I surprised myself last month when I took a driving trip across eastern Oklahoma and then down through Arkansas—a swing through the Ozarks to Little Rock to Texarkana. As soon as I crossed the Red River from Texas into Oklahoma, I started watching for red dirt and pine trees. Back in the Ozarks for the first time in almost 50 years, I had flashbacks of my family’s first vacation there, the summer after we moved to Texarkana. I still think it is one of the most beautiful sections of our country.
In Little Rock I remembered school trips, so a childhood friend drove me past significant landmarks, the Capitol and Central High School. And even though my memories of Texarkana are not particularly happy—I always felt like a misfit there—as I crossed the Red River again, my reaction was similar to what I had felt in New Orleans. I was eager to see familiar sites. When I saw the freeway exit to the street where my high school was located, I took it.
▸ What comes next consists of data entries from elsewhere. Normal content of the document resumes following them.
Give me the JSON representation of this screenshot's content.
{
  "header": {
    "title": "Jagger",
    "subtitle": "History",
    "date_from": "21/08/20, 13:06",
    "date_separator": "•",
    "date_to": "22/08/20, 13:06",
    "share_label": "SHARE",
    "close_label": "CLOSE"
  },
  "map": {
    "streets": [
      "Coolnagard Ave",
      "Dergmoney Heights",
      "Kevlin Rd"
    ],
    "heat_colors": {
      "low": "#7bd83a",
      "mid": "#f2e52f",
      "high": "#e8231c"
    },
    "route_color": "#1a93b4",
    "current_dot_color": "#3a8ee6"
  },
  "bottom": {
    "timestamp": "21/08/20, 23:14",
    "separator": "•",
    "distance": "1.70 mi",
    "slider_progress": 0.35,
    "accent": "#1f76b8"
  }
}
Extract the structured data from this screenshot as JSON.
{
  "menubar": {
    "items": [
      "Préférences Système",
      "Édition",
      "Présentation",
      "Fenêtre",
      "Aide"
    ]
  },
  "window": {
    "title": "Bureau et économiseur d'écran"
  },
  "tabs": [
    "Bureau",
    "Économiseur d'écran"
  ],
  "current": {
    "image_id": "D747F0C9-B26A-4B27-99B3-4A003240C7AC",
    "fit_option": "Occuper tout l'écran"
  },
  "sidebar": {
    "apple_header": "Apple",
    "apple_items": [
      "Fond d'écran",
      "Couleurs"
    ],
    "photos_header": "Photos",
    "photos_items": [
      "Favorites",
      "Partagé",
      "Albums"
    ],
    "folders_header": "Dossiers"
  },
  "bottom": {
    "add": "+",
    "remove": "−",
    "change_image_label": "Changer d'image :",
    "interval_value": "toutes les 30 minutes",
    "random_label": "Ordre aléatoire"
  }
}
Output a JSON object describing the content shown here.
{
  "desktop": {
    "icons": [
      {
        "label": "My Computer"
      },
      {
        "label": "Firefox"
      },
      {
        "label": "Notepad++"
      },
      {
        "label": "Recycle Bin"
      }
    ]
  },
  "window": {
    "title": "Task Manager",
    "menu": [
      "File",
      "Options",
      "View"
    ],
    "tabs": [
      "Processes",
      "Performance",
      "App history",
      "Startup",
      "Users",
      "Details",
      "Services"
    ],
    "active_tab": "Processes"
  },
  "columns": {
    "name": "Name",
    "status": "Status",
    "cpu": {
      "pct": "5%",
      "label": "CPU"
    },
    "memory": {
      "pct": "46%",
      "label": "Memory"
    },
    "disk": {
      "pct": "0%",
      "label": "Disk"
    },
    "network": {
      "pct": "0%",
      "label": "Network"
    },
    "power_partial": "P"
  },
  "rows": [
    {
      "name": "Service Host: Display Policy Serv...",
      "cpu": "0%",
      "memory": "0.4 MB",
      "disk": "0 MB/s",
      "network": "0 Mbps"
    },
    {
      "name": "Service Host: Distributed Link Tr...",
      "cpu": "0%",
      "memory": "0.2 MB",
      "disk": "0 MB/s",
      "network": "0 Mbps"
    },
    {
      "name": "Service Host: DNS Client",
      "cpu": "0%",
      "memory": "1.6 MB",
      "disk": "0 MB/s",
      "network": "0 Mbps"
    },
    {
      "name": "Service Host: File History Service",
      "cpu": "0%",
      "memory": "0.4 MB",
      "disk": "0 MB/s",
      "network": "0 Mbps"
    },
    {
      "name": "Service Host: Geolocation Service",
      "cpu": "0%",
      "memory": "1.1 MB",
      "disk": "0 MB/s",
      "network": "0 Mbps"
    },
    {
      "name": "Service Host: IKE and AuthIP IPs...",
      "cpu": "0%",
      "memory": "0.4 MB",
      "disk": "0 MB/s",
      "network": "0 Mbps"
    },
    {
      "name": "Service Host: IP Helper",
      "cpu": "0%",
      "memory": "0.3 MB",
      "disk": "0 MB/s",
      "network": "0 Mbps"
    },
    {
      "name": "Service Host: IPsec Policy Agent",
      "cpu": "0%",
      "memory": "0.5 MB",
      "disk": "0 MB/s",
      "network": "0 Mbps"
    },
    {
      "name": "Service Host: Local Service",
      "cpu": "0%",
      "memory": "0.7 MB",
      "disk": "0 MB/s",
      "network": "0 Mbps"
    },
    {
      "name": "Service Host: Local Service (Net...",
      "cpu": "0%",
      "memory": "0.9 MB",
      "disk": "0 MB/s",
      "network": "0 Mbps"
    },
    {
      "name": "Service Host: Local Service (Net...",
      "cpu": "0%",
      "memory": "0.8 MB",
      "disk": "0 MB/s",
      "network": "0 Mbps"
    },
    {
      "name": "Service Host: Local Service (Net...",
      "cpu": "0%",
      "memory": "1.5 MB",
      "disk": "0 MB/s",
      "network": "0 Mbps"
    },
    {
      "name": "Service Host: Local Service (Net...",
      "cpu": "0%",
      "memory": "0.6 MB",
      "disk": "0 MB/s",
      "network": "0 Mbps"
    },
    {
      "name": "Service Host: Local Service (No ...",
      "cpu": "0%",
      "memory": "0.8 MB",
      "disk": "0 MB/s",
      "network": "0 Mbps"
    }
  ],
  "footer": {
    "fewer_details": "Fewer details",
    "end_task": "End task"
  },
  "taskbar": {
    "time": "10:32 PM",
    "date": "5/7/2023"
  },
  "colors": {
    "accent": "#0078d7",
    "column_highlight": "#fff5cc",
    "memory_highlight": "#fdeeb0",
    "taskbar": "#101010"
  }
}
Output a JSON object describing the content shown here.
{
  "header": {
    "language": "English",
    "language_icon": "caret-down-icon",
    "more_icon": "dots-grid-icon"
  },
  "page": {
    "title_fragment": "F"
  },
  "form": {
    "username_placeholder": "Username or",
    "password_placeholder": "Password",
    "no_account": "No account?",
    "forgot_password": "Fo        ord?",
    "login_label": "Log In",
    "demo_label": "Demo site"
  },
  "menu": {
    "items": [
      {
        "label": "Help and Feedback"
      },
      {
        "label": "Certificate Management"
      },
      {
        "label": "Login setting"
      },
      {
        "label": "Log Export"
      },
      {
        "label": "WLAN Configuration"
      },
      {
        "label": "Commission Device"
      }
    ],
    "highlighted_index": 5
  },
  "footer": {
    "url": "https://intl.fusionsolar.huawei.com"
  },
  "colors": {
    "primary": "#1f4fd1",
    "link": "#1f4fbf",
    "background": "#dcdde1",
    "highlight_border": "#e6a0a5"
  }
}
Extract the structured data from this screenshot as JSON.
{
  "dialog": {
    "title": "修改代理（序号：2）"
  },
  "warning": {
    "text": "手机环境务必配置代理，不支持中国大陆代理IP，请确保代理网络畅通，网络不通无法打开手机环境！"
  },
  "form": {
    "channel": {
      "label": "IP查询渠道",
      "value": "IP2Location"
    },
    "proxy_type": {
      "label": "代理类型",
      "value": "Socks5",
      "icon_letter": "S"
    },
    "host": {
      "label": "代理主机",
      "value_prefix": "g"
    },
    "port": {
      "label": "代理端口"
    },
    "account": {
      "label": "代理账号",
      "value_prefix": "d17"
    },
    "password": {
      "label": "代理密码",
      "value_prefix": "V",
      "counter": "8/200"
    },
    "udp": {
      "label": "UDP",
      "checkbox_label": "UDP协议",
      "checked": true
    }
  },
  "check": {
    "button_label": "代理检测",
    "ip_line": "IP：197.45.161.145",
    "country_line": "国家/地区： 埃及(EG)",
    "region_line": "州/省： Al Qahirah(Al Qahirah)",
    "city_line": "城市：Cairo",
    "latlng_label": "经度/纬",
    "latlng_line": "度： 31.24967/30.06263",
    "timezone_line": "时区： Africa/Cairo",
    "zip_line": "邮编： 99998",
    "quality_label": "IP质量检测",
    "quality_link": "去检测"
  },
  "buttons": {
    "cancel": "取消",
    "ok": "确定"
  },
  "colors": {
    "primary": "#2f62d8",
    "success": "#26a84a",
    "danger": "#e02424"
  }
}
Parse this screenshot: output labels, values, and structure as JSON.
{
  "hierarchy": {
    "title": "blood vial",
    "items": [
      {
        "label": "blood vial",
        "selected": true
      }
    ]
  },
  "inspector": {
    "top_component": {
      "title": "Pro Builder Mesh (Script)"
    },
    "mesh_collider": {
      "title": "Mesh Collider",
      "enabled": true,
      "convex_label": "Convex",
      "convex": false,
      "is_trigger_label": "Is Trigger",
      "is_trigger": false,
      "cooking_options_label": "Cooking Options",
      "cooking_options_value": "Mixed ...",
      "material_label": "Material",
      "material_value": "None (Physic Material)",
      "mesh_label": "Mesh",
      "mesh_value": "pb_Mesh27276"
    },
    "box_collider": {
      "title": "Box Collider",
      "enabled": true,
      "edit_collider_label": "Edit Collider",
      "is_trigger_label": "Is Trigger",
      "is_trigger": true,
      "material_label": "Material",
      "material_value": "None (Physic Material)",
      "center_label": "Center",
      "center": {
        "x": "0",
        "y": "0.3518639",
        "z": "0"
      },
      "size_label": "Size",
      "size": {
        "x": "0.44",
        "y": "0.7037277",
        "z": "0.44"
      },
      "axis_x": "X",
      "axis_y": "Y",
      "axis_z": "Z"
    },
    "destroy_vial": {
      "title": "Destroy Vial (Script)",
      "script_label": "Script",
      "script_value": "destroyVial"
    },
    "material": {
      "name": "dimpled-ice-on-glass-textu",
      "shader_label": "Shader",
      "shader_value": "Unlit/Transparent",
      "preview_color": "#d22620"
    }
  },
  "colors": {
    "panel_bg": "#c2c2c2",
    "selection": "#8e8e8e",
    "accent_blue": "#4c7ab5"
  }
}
I spent an hour finding the modest houses where I grew up, my schools, my church, Union Station and the iconic post office that straddles State Line Avenue. I realized that I am an Arkansan. This is my geographic home. I respond to the land. I cheer for the Razorbacks. I can still “Whooo Pigs!” This is the place that formed me. Yes—despite the dark underbelly of segregation when I was growing up—God’s country.
I envy those who have a sure sense of home—a place where generations of family have lived, a place full of memories and where memories are still being made, a place where the children and grandchildren want to return. But what place and experience would I eliminate? Lev and Corpus Christi would not be in my life without Texarkana, and Nantucket would not be in my life with Lev and Corpus Christi. New Orleans is woven all the way through my life. I am the product of all the above.
What does home mean to you?
How important is home?
Does your family have a place called home? Tell us about it.